If your IP is not updated and stays the same then I have no idea why that error message would be shown or why disabling one of the tunnels and re-enabling it would fix whatever is causing that error message.
But why are all the Tunnels shown green in the GUI, is there no mechanism to check whether they are realy up?
Yes there is. Wireguard runs a handshake every 120 seconds and if this number is reset then the connection has an endpoint and is connected.
I just tested this and disconnected the red interface on my vm IPFire and after a period of time the connection was show as red Disconnected.
You can check this out next time your red connection is disconnected.
Run the command
/usr/local/bin/wireguardctrl dump
This will give you the status of your WG connections. Here is the output from my vm system for the connection I was testing with the dump command ran at three different times.
Public Key PSK Endpoint Allowed IP's latest handshake TXFR RX TXFR TX Persistent Keepalive
xxxxxxxxx yyy 192.168.26.40:42026 10.10.27.1/32 1777457945 32160 55616 off
xxxxxxxxx yyy 192.168.26.40:42026 10.10.27.1/32 1777458154 32160 55616 off
xxxxxxxxx yyy 192.168.26.40:42026 10.10.27.1/32 1777458763 106572 141364 off
The first line was the status when the connection was working and it was showing as Green Connected.
I also checked the output after two lots of 120 secs and each time after the 120 seconds was up the handshake value was updated. Basically the number is the Linux Epoch Number. The code takes the current time in Epoch and subtracts the latest handshake value from the dump command. If the difference is less or equal to 120 then it shows the connection as Connected in Green.
The second line was after I had disconnected the red interface on the vm IPFire. after a period of time the connection showed as red Disconnected and from then on the latest handshake value did not get reset so it stayed at 1777458154
I then reconnected the red interface and waited and after a period the connection went back to Green Connected. The dump command showed that the latest handshake value was again being updated every 120 seconds to the latest Epoch number.
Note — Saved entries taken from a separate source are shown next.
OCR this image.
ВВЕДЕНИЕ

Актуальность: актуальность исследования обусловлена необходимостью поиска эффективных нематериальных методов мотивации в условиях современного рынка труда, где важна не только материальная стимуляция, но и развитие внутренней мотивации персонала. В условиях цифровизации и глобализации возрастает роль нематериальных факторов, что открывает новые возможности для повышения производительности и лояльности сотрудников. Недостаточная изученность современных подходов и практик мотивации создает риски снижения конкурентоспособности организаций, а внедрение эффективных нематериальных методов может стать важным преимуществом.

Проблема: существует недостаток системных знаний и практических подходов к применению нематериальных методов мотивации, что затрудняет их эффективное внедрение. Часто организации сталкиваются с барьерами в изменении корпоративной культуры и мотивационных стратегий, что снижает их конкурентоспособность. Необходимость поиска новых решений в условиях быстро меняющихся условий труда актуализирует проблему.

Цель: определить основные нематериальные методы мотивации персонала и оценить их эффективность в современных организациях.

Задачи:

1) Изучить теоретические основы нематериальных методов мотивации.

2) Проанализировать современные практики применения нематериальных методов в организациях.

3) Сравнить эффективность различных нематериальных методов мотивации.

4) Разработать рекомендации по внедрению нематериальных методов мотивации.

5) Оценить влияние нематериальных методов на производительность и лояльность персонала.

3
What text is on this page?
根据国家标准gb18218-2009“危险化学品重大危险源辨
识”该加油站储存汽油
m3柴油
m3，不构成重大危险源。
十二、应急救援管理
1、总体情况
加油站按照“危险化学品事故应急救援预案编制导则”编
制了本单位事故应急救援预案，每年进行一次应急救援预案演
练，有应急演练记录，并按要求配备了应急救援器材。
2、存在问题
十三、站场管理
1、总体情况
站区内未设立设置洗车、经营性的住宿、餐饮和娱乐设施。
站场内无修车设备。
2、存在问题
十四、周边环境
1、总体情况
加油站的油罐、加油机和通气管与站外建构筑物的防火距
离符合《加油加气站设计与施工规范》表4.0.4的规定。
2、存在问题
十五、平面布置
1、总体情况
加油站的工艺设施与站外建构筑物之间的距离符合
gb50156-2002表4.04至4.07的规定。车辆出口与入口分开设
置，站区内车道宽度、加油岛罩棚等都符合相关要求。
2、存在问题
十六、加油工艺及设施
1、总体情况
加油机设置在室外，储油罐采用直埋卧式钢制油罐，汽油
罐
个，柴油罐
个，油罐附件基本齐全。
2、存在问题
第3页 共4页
When your system loses its red connection again then wait for at least 120 seconds and refresh the wireguard browser page and use the dump value to see if the latest handshake value is updated every 120 seconds.
I would be surprised if it is being updated if the red connection is not working. You can also look at the Transfer RX and TX numbers to see if there is actual traffic going through the tunnel.
In my case when the red connection was removed then the TXFR RX and TXFR TX numbers stopped changing.
If your wireguard RW tunnel continues to pass traffic and update the latest handshake then I would not expect the red connection to be disconnected.